Friday, April 8, 2016

The One-Year Twenty-Five Books Overture: The Harry Quebert Affair

This book was given to me by a sweetie of an aid worker for "All Hands" prior to her leaving my island town. It reminded me of the Millennium Trilogy because it was about investigation and crime. It was 658-pages thick and written by a European named Joël Dicker. Though the writing style is not as deep as Steig Larsson’s, I will not take it against the writer as it might be worth it's weight in gold in the original language. The woman that gave this to me was reassuring and said this is a "can’t-put-down-book" and may I say, she was right. It was one of those wherein you wanted to get to the bottom of it all fast as possible - two days and a half fast in my case, with the complimentary dark circles around my eyes from foregoing sleep. If you do start it you will have the same experience as I had, having unbridled curiosity.

Book Review:

Marcus Goldman, a newly crowned best-selling author is suffering writer’s block with his second book. His mentor named Harry Quebert, already a celebrated and established author for decades is arrested for the murder of a fifteen-year-old girl who disappeared 30 years prior. Marcus takes on the burden of clearing the name of his friend and teacher but this is not easy.

Marcus sets out to investigate already with the premise that his friend is definitely innocent but as it turns out, Harry Quebert had an affair with the 15-year old victim (Nola Kellergan) when he was in his mid-thirties. In a recessed town in New Hampshire called Somerset, readers are taken far back three decades ago for a closer look at the citizens of said town as well as the events and the mood during the disappearance.  All of the characters featured save those who had not been in the town when Nola went missing are suspects. The twists and turns will lead the reader to think of every character being focused on as the perpetrator and this is what will prevent you from taking a break from reading. It was notable that the encounters between Quebert and Nola are not elucidated because the whole thing might become dodgy. 

Naturally when it all comes down, the culprit(s) is one who you thought of at first but because of some deception in the story’s presentation, you rule the character(s) out.
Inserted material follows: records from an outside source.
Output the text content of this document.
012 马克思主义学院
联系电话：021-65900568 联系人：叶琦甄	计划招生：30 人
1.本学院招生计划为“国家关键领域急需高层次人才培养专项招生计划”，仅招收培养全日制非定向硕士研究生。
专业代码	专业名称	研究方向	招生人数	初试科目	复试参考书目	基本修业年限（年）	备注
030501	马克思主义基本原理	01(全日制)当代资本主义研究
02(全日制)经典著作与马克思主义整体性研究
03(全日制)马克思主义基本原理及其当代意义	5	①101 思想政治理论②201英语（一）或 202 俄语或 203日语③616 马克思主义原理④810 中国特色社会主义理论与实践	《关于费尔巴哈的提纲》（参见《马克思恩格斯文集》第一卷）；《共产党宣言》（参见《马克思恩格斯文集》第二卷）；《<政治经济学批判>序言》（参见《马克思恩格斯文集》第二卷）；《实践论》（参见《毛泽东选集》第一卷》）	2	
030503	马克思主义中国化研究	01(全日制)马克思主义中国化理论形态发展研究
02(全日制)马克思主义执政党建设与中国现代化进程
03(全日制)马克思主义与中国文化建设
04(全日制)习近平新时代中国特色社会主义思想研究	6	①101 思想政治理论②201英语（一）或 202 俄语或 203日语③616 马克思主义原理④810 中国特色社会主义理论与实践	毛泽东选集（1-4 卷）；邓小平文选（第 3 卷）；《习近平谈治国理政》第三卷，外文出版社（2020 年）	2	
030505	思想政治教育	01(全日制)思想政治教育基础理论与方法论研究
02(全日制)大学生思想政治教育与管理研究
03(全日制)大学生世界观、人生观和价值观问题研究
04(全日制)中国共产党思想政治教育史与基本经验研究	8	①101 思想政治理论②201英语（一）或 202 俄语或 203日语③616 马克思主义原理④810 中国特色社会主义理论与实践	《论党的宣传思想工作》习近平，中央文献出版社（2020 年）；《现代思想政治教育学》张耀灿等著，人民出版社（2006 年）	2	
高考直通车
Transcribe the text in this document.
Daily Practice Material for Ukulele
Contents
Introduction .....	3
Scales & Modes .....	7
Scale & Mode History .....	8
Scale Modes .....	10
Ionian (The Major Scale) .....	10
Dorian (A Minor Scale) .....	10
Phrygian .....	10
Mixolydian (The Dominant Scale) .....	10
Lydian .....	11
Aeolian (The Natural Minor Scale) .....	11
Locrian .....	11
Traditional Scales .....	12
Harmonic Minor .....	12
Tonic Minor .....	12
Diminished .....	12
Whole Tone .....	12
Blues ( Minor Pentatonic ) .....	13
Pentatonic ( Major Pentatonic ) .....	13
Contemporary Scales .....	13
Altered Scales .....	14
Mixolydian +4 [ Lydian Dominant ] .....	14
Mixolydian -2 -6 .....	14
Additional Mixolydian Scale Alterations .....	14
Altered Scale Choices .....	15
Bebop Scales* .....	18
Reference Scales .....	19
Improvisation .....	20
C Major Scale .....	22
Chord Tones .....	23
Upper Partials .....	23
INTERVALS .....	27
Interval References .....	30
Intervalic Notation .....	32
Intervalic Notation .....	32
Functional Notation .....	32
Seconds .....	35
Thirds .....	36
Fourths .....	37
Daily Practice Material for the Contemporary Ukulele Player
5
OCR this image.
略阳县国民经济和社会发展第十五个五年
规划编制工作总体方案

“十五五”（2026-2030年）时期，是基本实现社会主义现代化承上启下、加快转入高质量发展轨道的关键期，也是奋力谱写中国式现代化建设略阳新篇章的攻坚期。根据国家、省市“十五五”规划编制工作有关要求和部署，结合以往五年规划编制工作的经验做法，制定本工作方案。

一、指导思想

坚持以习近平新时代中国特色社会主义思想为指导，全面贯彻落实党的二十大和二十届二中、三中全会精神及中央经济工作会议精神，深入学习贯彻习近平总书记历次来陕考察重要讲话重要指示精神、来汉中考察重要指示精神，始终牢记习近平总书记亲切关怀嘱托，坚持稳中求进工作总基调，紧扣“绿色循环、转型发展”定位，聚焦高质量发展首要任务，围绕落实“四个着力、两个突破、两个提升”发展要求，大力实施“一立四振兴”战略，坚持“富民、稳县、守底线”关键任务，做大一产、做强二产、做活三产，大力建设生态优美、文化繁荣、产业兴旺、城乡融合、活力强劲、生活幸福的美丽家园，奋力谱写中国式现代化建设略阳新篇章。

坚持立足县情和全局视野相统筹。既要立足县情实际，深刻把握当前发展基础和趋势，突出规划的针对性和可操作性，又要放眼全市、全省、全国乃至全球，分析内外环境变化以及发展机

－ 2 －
I will not write about the plot extensively because it is worth a read and one where you'd like to solve the case yourself.

The book is sensational, suspenseful, delves into complex characterization; it also has psychiatry, emotionalism, corruption of power and even plagiarism.

In my view it was riveting, quite the success in Europe from what I read but this was not the case in the US, one of those "lost in translation" kind of things again, I suppose.